Their call to action urged increased regulatory and disclosure efforts in the psychedelic supplement landscape. Their proposal included Listing Amanita muscaria as a controlled substance (or, at the very least, slapping age-restrictions on products containing it and packaging them in a blatantly childproof manner) so that consumers would be spared the dangers of the ‘wild west’ of shady and unregulated markets. This is a tale of a clash between public health and profit.
The history of Amanita muscaria serves as a cautionary tale in an environment of new psychedelic enthusiasm for the critical importance of safety, research and regulation of psychedelic therapeutics. The search for alternatives to treat suffering and alleviate distress is righteous, worthy and important.
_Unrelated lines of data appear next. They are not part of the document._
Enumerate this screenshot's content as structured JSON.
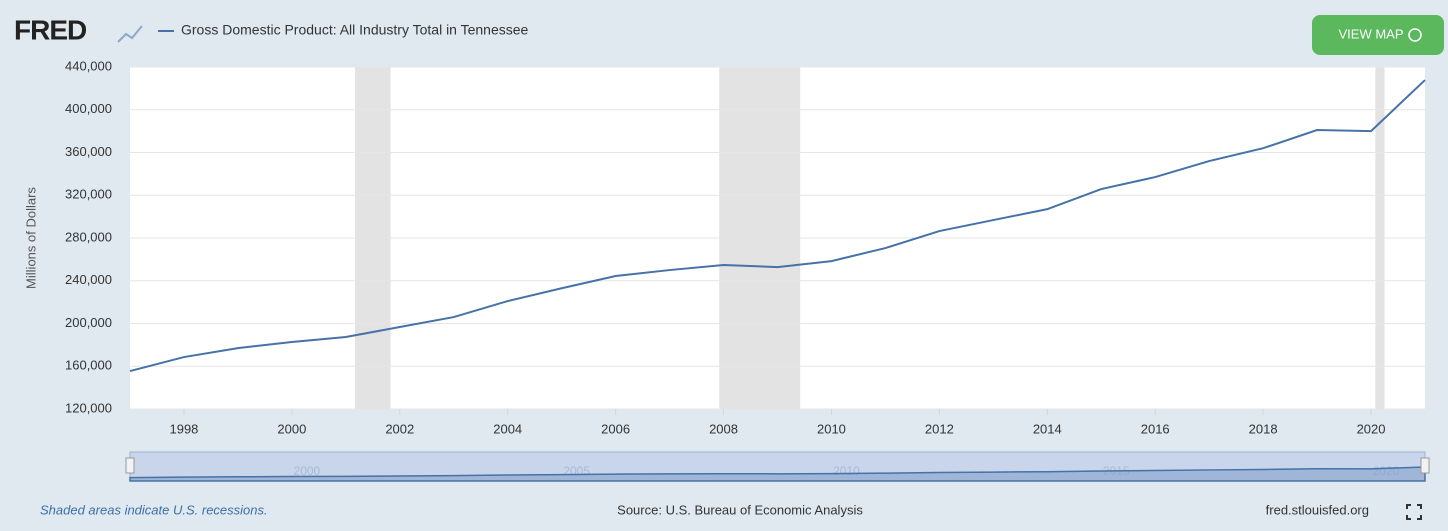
{
  "header": {
    "logo": "FRED",
    "button": "VIEW MAP"
  },
  "chart_data": {
    "type": "line",
    "title": "Gross Domestic Product: All Industry Total in Tennessee",
    "y_label": "Millions of Dollars",
    "x": [
      1997,
      1998,
      1999,
      2000,
      2001,
      2002,
      2003,
      2004,
      2005,
      2006,
      2007,
      2008,
      2009,
      2010,
      2011,
      2012,
      2013,
      2014,
      2015,
      2016,
      2017,
      2018,
      2019,
      2020,
      2021
    ],
    "series": [
      {
        "name": "Gross Domestic Product: All Industry Total in Tennessee",
        "color": "#4572a7",
        "values": [
          155500,
          168600,
          177000,
          182700,
          187400,
          196700,
          206000,
          221000,
          233000,
          244400,
          250000,
          254700,
          252800,
          258400,
          270600,
          286500,
          296800,
          307000,
          325800,
          337000,
          352000,
          364000,
          381000,
          380000,
          427800
        ]
      }
    ],
    "recessions": [
      [
        2001.17,
        2001.83
      ],
      [
        2007.92,
        2009.42
      ],
      [
        2020.08,
        2020.25
      ]
    ],
    "xlim": [
      1997,
      2021
    ],
    "xticks": [
      1998,
      2000,
      2002,
      2004,
      2006,
      2008,
      2010,
      2012,
      2014,
      2016,
      2018,
      2020
    ],
    "ylim": [
      120000,
      440000
    ],
    "yticks": [
      {
        "value": 120000,
        "label": "120,000"
      },
      {
        "value": 160000,
        "label": "160,000"
      },
      {
        "value": 200000,
        "label": "200,000"
      },
      {
        "value": 240000,
        "label": "240,000"
      },
      {
        "value": 280000,
        "label": "280,000"
      },
      {
        "value": 320000,
        "label": "320,000"
      },
      {
        "value": 360000,
        "label": "360,000"
      },
      {
        "value": 400000,
        "label": "400,000"
      },
      {
        "value": 440000,
        "label": "440,000"
      }
    ],
    "navigator_ticks": [
      2000,
      2005,
      2010,
      2015,
      2020
    ],
    "grid": true
  },
  "footer": {
    "note": "Shaded areas indicate U.S. recessions.",
    "source": "Source: U.S. Bureau of Economic Analysis",
    "site": "fred.stlouisfed.org"
  }
}
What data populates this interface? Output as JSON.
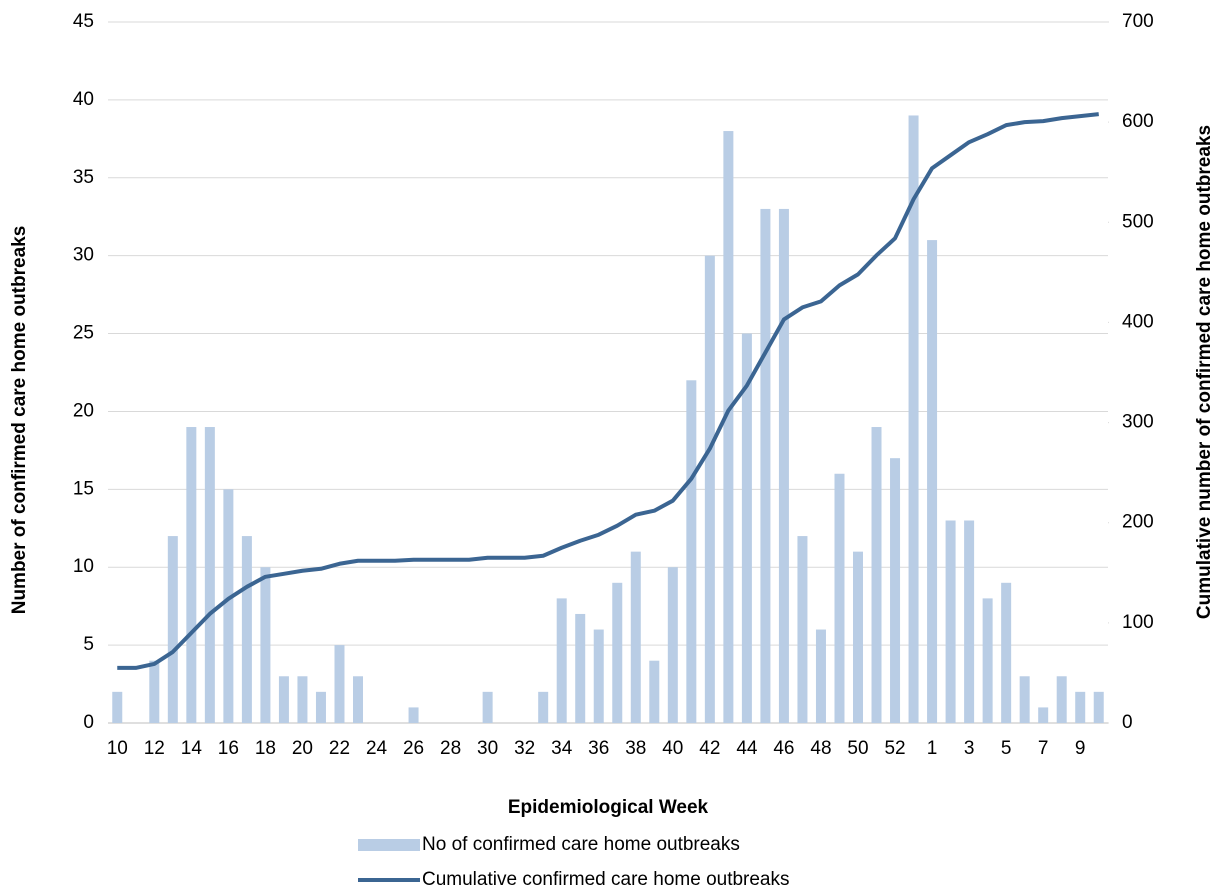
{
  "chart_data": {
    "type": "bar_line",
    "x_label": "Epidemiological Week",
    "y_label": "Number of confirmed care home outbreaks",
    "y2_label": "Cumulative number of confirmed care home outbreaks",
    "categories": [
      "10",
      null,
      "12",
      null,
      "14",
      null,
      "16",
      null,
      "18",
      null,
      "20",
      null,
      "22",
      null,
      "24",
      null,
      "26",
      null,
      "28",
      null,
      "30",
      null,
      "32",
      null,
      "34",
      null,
      "36",
      null,
      "38",
      null,
      "40",
      null,
      "42",
      null,
      "44",
      null,
      "46",
      null,
      "48",
      null,
      "50",
      null,
      "52",
      null,
      "1",
      null,
      "3",
      null,
      "5",
      null,
      "7",
      null,
      "9",
      null
    ],
    "series": [
      {
        "name": "No of confirmed care home outbreaks",
        "type": "bar",
        "color": "#b9cde5",
        "values": [
          2,
          0,
          4,
          12,
          19,
          19,
          15,
          12,
          10,
          3,
          3,
          2,
          5,
          3,
          0,
          0,
          1,
          0,
          0,
          0,
          2,
          0,
          0,
          2,
          8,
          7,
          6,
          9,
          11,
          4,
          10,
          22,
          30,
          38,
          25,
          33,
          33,
          12,
          6,
          16,
          11,
          19,
          17,
          39,
          31,
          13,
          13,
          8,
          9,
          3,
          1,
          3,
          2,
          2
        ]
      },
      {
        "name": "Cumulative confirmed care home outbreaks",
        "type": "line",
        "axis": "y2",
        "color": "#3b6592",
        "values": [
          55,
          55,
          59,
          71,
          90,
          109,
          124,
          136,
          146,
          149,
          152,
          154,
          159,
          162,
          162,
          162,
          163,
          163,
          163,
          163,
          165,
          165,
          165,
          167,
          175,
          182,
          188,
          197,
          208,
          212,
          222,
          244,
          274,
          312,
          337,
          370,
          403,
          415,
          421,
          437,
          448,
          467,
          484,
          523,
          554,
          567,
          580,
          588,
          597,
          600,
          601,
          604,
          606,
          608
        ]
      }
    ],
    "ylim": [
      0,
      45
    ],
    "yticks": [
      0,
      5,
      10,
      15,
      20,
      25,
      30,
      35,
      40,
      45
    ],
    "y2lim": [
      0,
      700
    ],
    "y2ticks": [
      0,
      100,
      200,
      300,
      400,
      500,
      600,
      700
    ],
    "grid": true,
    "legend": "bottom"
  }
}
But we mustn’t allow it to turn into a situation in which the harm of using high-risk drugs outweighs the possible benefits.
When I say surge, I really mean a spike, or uptick, in interest and use of psychedelics, and especially of natural psychedelics like mushrooms, as a result of increasing acceptance in the last few years, scientific research corroboration of therapeutic benefits (and, yes, that positive perception helped rather than hindered research success), and a desire for an alternative modality to years of pharmaceutical response to our increasingly divided and chaotic mental health crisis. As is the case with Amanita muscaria, what goes up also exposes some of the frailties of the psychedelic surge. It’s not all desirable or necessary, and many of the unregulated aspects of it can actually be, well, toxic.
Ultimately, while the pull to use psychedelics as windows into consciousness is strong, the path forward must also be navigated with humility and concern. Amanita muscaria gives us an opportunity to consider a defining moment within the renaissance of psychedelics, when the prospects for exploration must be balanced against the goals of public health and safety. As the tide of psychedelics rises, there would be nothing more tragic than for it to ebb away, leaving only injury and pain in its wake.